5. 17 U.S.C. § 106 states that “[s]ubject to sections 107 through 120, the owner of copyright under this title has the exclusive rights to do and to authorize any of the following: (1) to reproduce the copyrighted work in copies or phonorecords․”
6. Copies are defined as “material objects, other than phonorecords, in which a work is fixed by any method now known or later developed․” 17 U.S.C. § 101 (emphasis added).
7. The AHRA was enacted to address the problem of private copying of music using new digital recording devices. Primarily, the AHRA limits the ability of individuals to make digital copies of audio recordings, and provides for royalty payments to copyright holders. H.R.Rep. No. 873, 102d Cong., 2d Sess., pt. 1, at 8-26 (1992), reprinted in 1992 U.S.C.C.A.N. 3578, 3579-3596.
8. “A ‘digital musical recording’ is a material object--- (i) in which are fixed, in a digital recording format, only sounds, and material, statements, or instructions incidental to those fixed sounds, if any, and (ii) from which the sounds and material can be perceived, reproduced, or otherwise communicated, either directly or with the aid of a machine or device.” 17 U.S.C. § 1001(5)(A).

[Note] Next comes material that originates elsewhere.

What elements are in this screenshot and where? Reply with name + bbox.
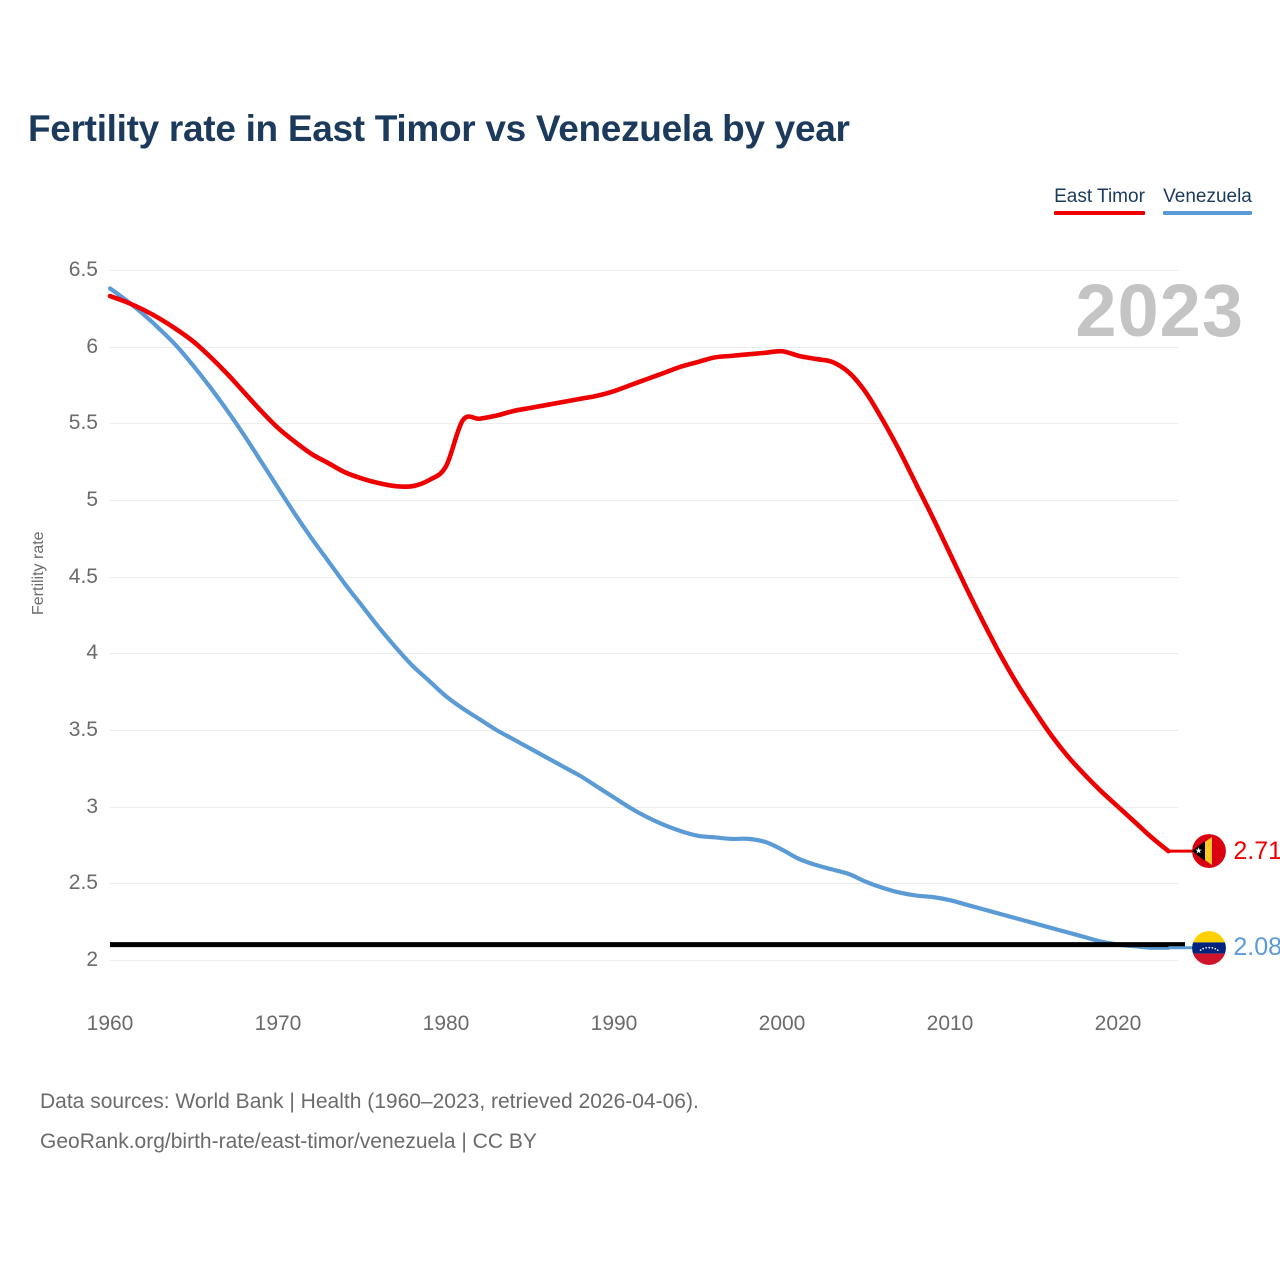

9. In the Senate Report, an “audiogram” is “a material object (i) in which are fixed, by any method now known or later developed, only sounds (and not, for example, a motion picture or other audiovisual work even though it may be accompanied by sounds), and material, statements or instructions incidental to those fixed sounds, if any, and (ii) from which the sounds and material can be perceived, reproduced, or otherwise communicated, either directly or with the aid of a machine or device.” S.Rep. No. 294 at 2.